Leçons de l’affaire Bopda

Le cas occupe la première place au classement des sujets de conversation de l’heure. Loin devant le cuisant échec des Lions indomptables à la Can 2023. Dans les chaumières, les marchés, gares routières, taxis, snack-bars et autres restaurants huppés qu’il aimait à fréquenter, semble-t-il pour « chasser », l’on ne parle que du cas Hervé Bopda. L’opérateur économique, dont le nom n’était jusqu’alors que peu connu des Camerounais, est sur la sellette depuis quelques semaines. Mis en cause par de jeunes femmes pour des abus sexuels, souvent sous la menace d’une arme à feu. L’homme d’affaires installé dans la ville de Douala a été formellement interpellé à la suite de la plainte d’un collectif d’avocats et celles de certaines familles. Les horribles accusations portées contre Hervé Bopda dans 70 témoignages anonymes ont suscité une vive émotion au sein du gouvernement et de la société, amenant désormais les langues à se délier. Genre déferlante #MeToo, mouvement social encourageant la prise de parole des femmes, dans le but de faire savoir que le viol et les agressions sexuelles sont plus courants que ce qui est souvent supposé, et de permettre aux victimes de s’exprimer sur le sujet. Une analyse des sorties fracassantes qui pleuvent sur les réseaux sociaux permet d’en tirer un certain nombre de leçons.

D’abord l’étendue du fléau. Si l’on se fie au bouillonnement et aux dénonciations sur la Toile depuis le déclenchement de cette affaire, force est de reconnaître que la prédation sexuelle est rampante au sein de notre société. Les victimes se comptent par milliers : filles et garçons à peine pubères, adolescents, jeunes adultes de sexe masculin et féminin. Premières cibles de cette dérive comportementale, les femmes se recrutent dans toutes les catégories sociales, des élèves aux cadres d’entreprise, en passant par les étudiantes, stagiaires, enseignantes, journalistes, femmes en tenue, artistes musiciennes et de cinéma, infirmières et médecins, secrétaires, esthéticiennes, employées de maison, etc. Pour ce qui est du profil des prédateurs sexuels, on trouve un peu de tout. Dénominateur commun, la position de pouvoir au travail ou le puissant statut social que les uns et les autres utilisent pour harceler sexuellement tant de femmes.
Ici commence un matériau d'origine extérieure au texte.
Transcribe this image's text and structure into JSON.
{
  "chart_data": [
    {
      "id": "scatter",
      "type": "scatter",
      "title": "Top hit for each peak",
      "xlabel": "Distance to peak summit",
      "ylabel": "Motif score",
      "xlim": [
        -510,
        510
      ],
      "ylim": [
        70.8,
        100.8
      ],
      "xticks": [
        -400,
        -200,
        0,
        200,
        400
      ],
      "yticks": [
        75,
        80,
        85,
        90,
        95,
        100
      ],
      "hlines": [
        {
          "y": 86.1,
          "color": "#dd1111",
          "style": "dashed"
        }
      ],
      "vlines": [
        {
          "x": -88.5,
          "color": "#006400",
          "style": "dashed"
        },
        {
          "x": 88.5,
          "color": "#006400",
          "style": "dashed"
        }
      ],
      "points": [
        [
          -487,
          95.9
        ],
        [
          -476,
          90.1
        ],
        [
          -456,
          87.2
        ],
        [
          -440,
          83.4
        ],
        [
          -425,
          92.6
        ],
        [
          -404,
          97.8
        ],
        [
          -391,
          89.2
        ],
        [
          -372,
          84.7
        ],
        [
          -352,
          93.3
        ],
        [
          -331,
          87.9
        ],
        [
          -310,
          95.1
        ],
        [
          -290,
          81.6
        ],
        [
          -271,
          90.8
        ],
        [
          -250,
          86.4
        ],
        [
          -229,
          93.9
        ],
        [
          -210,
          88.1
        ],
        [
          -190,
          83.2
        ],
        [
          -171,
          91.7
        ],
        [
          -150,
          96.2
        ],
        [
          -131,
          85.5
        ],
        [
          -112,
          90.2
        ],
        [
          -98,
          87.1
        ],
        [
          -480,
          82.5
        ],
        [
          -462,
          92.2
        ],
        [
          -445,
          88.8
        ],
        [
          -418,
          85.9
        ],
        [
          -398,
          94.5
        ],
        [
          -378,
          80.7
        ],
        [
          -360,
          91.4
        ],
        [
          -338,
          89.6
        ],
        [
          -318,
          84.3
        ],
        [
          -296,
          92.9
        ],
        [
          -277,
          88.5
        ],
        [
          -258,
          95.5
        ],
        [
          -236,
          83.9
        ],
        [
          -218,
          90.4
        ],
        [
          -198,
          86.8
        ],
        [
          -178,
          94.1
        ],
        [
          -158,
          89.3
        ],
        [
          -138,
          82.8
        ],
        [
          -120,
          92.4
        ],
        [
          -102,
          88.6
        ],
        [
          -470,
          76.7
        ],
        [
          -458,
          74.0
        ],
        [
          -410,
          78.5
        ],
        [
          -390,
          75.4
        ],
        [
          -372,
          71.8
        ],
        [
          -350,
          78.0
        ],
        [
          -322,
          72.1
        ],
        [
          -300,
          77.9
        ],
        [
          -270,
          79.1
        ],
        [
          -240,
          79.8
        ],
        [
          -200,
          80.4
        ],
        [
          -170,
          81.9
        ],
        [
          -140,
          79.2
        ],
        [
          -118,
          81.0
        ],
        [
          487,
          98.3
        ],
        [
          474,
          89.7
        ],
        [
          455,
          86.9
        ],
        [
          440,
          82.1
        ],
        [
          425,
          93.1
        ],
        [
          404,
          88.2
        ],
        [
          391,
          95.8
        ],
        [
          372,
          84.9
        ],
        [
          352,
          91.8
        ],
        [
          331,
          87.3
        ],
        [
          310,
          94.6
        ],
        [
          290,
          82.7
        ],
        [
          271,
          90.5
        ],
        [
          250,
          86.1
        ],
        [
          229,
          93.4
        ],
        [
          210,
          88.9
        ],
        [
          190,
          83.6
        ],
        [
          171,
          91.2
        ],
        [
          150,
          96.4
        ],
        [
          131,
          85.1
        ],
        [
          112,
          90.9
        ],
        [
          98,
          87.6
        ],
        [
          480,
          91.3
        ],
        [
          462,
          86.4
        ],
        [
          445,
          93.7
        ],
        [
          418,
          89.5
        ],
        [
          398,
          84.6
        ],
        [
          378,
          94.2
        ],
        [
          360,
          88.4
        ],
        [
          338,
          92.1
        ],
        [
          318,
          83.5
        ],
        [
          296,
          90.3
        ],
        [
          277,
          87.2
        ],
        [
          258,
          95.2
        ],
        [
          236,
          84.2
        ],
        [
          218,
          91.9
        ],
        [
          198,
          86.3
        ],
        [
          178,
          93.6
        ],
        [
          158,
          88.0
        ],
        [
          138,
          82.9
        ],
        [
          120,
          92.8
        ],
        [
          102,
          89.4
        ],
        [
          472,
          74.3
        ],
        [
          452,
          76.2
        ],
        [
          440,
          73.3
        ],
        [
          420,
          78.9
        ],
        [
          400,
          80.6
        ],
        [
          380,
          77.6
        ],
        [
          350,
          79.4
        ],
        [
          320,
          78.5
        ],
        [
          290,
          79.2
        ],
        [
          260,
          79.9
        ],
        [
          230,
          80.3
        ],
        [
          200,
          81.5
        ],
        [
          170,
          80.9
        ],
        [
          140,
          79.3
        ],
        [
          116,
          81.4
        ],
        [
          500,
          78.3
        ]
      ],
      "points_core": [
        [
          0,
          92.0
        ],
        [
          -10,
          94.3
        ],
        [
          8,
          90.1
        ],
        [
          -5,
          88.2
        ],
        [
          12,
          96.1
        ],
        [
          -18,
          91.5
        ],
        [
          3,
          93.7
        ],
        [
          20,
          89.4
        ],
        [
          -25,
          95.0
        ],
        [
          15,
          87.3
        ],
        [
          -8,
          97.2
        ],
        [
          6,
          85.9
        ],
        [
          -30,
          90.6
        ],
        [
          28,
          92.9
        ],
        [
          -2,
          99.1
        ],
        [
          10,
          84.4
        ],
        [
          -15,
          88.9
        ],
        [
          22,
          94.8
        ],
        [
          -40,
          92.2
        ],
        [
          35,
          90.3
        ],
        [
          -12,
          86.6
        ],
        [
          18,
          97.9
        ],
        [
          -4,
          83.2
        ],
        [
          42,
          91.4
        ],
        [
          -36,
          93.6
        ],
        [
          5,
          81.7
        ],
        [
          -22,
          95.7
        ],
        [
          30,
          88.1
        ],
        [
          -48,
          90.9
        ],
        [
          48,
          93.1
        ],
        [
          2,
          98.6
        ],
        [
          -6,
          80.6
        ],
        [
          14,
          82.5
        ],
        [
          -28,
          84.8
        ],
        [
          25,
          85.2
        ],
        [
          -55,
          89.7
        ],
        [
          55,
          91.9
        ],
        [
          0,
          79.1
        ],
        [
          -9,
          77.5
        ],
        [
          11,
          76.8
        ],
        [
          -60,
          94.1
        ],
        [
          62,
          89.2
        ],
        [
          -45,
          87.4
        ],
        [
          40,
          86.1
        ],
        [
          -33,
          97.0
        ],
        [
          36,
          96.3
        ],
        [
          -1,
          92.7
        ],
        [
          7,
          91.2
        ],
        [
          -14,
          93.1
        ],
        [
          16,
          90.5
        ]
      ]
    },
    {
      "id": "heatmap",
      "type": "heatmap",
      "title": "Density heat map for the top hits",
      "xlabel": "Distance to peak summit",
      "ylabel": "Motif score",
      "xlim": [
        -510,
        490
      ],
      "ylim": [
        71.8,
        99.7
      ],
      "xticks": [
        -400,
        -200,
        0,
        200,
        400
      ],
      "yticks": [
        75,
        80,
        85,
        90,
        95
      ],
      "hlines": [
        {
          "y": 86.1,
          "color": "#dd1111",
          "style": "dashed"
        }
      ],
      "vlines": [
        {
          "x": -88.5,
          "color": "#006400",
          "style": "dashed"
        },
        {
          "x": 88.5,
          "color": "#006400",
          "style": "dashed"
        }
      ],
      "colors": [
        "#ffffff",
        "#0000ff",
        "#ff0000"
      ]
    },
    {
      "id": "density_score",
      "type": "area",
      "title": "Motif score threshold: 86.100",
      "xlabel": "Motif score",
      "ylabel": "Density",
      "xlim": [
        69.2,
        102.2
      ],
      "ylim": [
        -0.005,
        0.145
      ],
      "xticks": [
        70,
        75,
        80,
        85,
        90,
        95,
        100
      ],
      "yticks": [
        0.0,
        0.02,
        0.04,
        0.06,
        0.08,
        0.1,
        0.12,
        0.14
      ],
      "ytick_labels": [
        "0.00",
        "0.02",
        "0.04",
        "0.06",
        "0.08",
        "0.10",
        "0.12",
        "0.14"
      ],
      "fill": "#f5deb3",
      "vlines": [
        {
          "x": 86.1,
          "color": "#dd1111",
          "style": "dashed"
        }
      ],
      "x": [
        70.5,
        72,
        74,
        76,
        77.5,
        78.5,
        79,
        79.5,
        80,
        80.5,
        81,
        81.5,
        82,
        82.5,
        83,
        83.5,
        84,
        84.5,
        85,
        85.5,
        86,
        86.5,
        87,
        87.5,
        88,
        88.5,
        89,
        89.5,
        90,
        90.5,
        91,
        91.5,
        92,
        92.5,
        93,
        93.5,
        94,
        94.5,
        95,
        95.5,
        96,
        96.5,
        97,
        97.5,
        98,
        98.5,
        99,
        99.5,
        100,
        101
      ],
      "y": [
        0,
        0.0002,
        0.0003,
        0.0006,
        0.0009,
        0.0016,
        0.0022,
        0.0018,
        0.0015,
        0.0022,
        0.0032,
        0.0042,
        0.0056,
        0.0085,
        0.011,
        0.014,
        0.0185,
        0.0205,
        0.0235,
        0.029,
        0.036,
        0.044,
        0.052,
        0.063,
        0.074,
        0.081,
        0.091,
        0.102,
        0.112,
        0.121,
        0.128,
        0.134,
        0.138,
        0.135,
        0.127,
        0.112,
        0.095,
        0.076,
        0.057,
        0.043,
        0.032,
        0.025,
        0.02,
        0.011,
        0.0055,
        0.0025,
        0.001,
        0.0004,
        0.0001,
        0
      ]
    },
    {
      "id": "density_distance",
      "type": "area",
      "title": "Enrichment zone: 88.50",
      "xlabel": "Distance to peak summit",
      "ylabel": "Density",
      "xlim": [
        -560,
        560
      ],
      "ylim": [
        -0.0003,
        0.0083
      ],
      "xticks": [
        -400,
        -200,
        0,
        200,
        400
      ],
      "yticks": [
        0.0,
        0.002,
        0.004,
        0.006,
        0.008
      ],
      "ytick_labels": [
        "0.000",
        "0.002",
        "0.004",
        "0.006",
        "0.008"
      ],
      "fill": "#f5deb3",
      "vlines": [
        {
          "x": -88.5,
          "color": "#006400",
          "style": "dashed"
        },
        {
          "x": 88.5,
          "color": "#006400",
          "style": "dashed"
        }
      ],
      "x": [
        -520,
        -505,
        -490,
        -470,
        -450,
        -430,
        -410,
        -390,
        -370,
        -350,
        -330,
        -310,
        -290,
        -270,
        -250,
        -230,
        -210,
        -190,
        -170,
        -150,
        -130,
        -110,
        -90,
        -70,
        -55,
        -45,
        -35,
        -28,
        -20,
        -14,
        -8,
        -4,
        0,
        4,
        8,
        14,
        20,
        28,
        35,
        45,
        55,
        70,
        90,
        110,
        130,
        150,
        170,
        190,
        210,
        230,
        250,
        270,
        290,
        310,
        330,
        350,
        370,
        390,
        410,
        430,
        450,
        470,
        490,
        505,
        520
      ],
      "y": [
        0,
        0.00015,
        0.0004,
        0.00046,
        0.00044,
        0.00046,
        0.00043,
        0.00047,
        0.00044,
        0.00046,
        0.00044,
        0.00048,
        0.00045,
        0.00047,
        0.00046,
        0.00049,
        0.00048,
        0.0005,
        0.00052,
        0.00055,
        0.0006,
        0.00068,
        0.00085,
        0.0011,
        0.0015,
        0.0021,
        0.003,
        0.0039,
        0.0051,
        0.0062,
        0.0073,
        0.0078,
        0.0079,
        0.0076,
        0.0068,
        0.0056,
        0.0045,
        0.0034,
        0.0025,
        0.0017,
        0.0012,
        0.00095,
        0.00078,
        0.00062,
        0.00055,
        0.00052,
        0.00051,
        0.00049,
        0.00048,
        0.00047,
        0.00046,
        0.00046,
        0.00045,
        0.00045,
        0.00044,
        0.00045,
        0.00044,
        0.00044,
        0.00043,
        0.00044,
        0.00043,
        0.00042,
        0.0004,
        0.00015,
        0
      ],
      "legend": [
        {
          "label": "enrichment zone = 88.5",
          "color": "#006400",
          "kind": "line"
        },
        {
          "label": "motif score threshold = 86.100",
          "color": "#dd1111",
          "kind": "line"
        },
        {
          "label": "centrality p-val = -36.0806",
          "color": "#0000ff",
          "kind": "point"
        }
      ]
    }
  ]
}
Le grand déballage ne fait probablement que commencer. Aucun secteur, aucune corporation ne sont épargnés. C’est dire à quel point notre société est malade, affectée qu’elle l’est par la dépravation des mœurs.

Ensuite l’omerta de la société. Le scandale Bopda, espèce de bombe déclenchée à retardement, en dit long sur la loi du silence dans tous les milieux sociaux et le sentiment d’impunité qui règne chez les harceleurs et les violeurs en série. De nombreuses personnes étaient au courant, pourtant personne n'a jamais activé la sonnette d'alarme. À commencer par certaines autorités qui auraient fermé les yeux sur les plaintes des victimes et assuré plutôt la protection du bourreau. Ces agissements ne datent en effet pas d'hier. Les victimes, quand elles osent en parler, ne sont généralement pas crues ou subissent des pressions. Du coup, les têtes ne tombent pas. Et le harceleur continue de résister dans les milieux professionnels, politiques, éducatifs, artistiques… Les affaires se terminent en rumeurs que l'on traite avec une ironie et une certaine distance condamnable. Heureusement, les temps sont en train de changer, les mentalités évoluent. Les victimes de harcèlement sexuel, principalement les femmes qui ont catalogué ce fléau comme une violence à leur égard, ont compris qu’elles ont des droits. Elles peuvent ester en justice.